Life is an art and we all are a part of it , when we paint we decide
the colors from our heart like that we decorate our life with the colors chosen
by us , sometimes it’s a single color and sometimes it’s the mixture of many
colors , which define our life perfectly. We decorate our life as per our wish,
but always we can’t decorate our as per our wish, sometimes we unknowingly
sprinkle the waters over the art we made with lots of love from heart, which
spoil our arts completely within few second, I mean what we want or what we
wants to do, it always doesn’t works – sometimes something happen without our interest
still we life as we compromise with our life. Compromise arises when you start
living with your faulty luck. sometimes I ask myself if I didn’t do this in
past then I’d live a perfect life , but life always doesn’t come with
instruction , the time flow is so rapid even we want we can’t catch it even
edit or modify our faulty periods. Sometimes I feel if I did not enter into
writing career or blog career then my life would be much easier, then in the
next moment I feel , No! Writing is my voice , it’s my unique identity , it
gave me a platform share my view my ideas , I should feel an utter disgust of life, and long
ere this a bullet would have freed me from this humiliating folly if I didn’t
chose to start writing or blog writing. Within 3 years I am with half serious
rhetoric and youthful enthusiasm, encouraging myself to proceed with my own writing
work. Writing is a pure form of art , I may poor in literature (I am not saying
my school and college marks says) still I encourage all- Let us ever devote
ourselves to our art, which, being more powerful than all nations, crowns, or
rulers, holds, in virtue of its glorious diadem, eternal sway over the whole
universe. When people laugh at me saying I am extremely introvert personality
due to my writing style , I say to them – you can call me anything , I don’t
have any problem with anyone else but I don’t going to stop writing , writing
is my voice which is heard by many. I may face problem , may my dreams become
like dreams due to my openness before society or before whole world , I don’t
care but I feel a kind of peace deep inside me .
Life is like a flower we all are attracted by the beauty of life style,
which force us to change ourselves. In the flower of my early womanhood, though
possessed of beauty, wit, and talent, I try to shake the world for the sake of my
art, like an ascetic in the desert: I immersed myself in my solitude. I bury myself
in my art of living where beauty act as a major role it is the only way to
evade unhappiness,"We all are run after Pride, pride is nothings, and it’s the fragmented
of the flower for which she loved by all from birds to human. Pride makes up
for all things, if there be only a broad enough foundation for it. Pride is love , pride is feeling yourself
superior , No doubt I like to be as
generous as the richest, as happy as a lover, as sensuous as those who give up
their lives to pleasure , But in the meanwhile I covet neither riches, nor
love, nor pleasures .
Sometimes
I ask myself - Do as I do, break from the outside world, and live like solitary crap.
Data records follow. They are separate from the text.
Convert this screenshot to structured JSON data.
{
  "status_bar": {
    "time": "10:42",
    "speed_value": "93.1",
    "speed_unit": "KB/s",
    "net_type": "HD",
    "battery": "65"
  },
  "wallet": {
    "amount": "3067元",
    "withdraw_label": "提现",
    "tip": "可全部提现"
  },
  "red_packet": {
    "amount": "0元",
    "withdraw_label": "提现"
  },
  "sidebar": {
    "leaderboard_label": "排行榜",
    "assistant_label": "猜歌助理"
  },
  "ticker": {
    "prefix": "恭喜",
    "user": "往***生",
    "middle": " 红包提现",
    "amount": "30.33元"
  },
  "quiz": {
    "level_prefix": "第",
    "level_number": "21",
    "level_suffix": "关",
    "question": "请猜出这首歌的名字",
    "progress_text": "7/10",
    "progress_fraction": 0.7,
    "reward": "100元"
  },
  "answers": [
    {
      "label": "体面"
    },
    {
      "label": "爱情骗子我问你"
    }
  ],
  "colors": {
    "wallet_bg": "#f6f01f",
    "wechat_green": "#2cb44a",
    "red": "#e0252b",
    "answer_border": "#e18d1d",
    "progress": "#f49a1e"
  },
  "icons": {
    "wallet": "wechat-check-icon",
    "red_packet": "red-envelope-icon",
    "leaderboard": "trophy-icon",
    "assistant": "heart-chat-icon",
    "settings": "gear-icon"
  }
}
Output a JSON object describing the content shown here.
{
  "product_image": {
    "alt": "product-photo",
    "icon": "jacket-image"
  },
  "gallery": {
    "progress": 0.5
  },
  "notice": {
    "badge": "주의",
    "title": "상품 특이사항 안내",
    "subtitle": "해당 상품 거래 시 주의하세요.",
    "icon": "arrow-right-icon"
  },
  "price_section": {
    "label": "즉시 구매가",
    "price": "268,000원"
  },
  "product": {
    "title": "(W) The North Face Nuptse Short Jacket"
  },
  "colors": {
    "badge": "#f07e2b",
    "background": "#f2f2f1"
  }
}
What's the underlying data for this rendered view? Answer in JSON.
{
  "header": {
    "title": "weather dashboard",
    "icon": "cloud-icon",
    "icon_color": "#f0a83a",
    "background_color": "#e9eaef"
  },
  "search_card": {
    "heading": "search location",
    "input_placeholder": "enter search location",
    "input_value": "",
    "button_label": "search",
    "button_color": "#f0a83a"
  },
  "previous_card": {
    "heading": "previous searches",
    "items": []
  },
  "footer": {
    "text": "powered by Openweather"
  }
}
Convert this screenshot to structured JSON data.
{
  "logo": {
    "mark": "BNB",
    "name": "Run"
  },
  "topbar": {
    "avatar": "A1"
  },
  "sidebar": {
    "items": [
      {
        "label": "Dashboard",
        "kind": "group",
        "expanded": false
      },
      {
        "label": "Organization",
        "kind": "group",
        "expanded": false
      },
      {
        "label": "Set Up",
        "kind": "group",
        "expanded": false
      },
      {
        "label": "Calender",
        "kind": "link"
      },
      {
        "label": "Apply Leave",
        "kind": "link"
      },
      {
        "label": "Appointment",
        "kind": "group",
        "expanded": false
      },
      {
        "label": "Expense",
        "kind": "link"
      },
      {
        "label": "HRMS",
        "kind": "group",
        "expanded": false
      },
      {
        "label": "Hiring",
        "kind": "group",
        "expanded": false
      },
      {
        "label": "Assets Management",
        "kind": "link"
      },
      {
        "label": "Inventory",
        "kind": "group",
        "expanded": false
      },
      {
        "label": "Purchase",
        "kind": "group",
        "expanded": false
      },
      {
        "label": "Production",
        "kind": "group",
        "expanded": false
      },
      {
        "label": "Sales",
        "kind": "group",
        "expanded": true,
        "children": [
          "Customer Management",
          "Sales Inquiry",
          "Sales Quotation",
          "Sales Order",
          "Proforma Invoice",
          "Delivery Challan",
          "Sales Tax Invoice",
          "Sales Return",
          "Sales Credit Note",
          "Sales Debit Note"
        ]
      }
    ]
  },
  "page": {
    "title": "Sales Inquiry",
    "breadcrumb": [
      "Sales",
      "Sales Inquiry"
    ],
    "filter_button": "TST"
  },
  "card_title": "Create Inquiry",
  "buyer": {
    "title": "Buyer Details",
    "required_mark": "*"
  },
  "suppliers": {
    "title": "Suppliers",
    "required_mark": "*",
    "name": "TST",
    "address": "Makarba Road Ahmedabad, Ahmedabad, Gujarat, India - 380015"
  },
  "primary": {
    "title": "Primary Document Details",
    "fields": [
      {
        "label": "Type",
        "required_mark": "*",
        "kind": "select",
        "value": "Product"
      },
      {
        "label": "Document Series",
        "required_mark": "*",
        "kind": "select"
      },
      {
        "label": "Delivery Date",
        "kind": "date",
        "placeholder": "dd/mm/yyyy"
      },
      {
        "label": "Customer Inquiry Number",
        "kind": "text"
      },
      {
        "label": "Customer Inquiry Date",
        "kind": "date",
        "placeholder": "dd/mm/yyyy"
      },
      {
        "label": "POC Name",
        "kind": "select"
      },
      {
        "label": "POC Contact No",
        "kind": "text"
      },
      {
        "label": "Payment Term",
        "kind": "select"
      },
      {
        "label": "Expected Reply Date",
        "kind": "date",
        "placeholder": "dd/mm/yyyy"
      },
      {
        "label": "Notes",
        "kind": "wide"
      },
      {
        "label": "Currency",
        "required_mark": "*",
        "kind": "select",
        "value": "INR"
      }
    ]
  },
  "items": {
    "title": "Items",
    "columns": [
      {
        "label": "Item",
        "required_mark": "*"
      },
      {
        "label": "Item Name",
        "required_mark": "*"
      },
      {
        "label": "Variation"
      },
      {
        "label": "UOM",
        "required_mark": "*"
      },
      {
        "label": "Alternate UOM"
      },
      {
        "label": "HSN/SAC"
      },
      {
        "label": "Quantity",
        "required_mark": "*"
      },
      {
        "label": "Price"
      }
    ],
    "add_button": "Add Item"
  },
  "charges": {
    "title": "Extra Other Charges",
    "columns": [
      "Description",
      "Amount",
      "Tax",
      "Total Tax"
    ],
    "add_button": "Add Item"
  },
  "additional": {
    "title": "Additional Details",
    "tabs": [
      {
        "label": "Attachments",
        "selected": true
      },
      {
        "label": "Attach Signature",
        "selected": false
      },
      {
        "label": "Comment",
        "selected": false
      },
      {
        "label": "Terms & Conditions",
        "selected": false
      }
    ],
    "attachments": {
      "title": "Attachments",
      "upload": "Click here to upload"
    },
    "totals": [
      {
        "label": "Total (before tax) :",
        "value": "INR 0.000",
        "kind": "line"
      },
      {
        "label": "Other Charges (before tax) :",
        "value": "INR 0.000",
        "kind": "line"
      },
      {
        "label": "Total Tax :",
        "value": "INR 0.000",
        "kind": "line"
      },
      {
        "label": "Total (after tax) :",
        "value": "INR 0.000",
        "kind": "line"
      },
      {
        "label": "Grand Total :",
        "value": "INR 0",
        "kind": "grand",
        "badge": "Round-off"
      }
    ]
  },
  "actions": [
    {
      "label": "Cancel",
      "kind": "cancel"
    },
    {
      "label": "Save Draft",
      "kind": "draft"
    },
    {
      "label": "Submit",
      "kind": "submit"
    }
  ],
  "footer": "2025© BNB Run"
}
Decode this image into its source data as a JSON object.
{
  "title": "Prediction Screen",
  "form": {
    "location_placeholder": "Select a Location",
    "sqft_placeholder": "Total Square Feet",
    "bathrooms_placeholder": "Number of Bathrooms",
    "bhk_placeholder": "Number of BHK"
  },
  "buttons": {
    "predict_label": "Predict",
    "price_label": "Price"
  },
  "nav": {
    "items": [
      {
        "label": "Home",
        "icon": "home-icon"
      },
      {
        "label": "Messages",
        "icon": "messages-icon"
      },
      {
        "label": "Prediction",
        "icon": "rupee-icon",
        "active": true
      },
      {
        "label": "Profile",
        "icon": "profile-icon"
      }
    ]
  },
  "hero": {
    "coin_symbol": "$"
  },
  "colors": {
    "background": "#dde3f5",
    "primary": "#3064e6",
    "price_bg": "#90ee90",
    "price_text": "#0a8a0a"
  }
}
There is at the present moment such a great gulf fixed between myself and the
rest of the world, that I oft- times experience a feeling of astonishment when
I hear even the most ordinary and natural things, there are certain gestures,
certain intonations of the voice, which fill me with surprise, and there are
certain silly things which nearly make me giddy.
Even in moments of overwhelming passion I try to encourage myself by saying - I am above my personal
happiness , my passion , hobbies are my
TRUE LOVER who neither leave me alone nor cheat me ever. The import principle
of Life art is —I respect myself. May whole world treat you as evil?"
The art of living says – I am more powerful than others , I can’t limit myself due to others
opinion of others who don’t know what I am and who I am . I experienced in my
own life, the destructive power of my over-sharpened, analytically disposition. I
analyze myself and others “I am always anatomizing and whenever I at last
succeed in finding something, which all men consider pure and beautiful, but is
it the actual reality which hide within the successful life style then I shake
my head and smile, whatever may be – I going to live my life in purist form let
others do what they want, their opinion can’t change my life but can change me.
in the conclusion I got to know –my life is charity, partly, may be, out of
compassion, out of pity, or from horror of suffering and sordidness, but also
out of egotism; for the chief motive of my action is the desire to acquire the
right to say to myself: I have done good; there are very few people like me; I
respect myself more than other."
The art of living says
Conclusion– one day we all buried in one graveyard
which we all forget that’s why we all suffer from the disease like
discrimination , jealousy and hate etc which easily transfer from one body to
another. That’s why from today I have decided
to live my life fullest , keep rest in REST . I am trying to engaging my soul
with Love which search one caring heart and it can be anyone, In simple word - Yes
! I am ready for Love and Live fullest. I am moving forward towards my
destination ,Now My soul is filled with emotions, till then unknown, and upon
it there flamed forth like summer light. In this strange , unknown world we all
need each other to move forward , It just like we are in queue and we push one
another to rise above. I am one last one in the queue who is trying to push
other to rise so that I can rise in my life. I need friends and love in my life
, can’t live like the lonely in this strange world , I believe no longer this
world will be strange and unknown world for me . I gonna make it mine , I gonna
win the hearts , I gonna win the heart of old people , mothers , fathers ,
sisters , brothers and rest all. I am way to make myself a different person. now
In vain I gather my strength ; my life
gonna be fine , everything gonna be all right. Everything disturbs and upsets
me in past , now I gonna resolve all. In
the presence of my haters, I can still control myself now, but when I am alone
I often burst into such senseless, spasmodic tears that I think I am going to
die from them. In the next moment I feel like I am nit alone , my whole world is with me to listen me and understand
me , One hope alone sustains me, that soon I shall be parted from life, and
that I shall surely find no other existence that might be still more painful. .
. . No, no !
Enough of misery ! ''
PS:-
This is my article based on ART OF
LIVING – Part One , this is my different kind of article than rest. Hope you
all like my work . I promise I’ll not share my dream or my plan issue with
world until I touch the feet of first
step of success .As I gotta know from my past experience – when ever I write
anything about my DREAM – MY DREAM BECAME LIKE DREAM. That’s why finally I decided
not to write anything about my dream but through this article I’ll share my
life and my life views . I BELIEVE “WORK
SPEAKS LOUDER THAN WORDS”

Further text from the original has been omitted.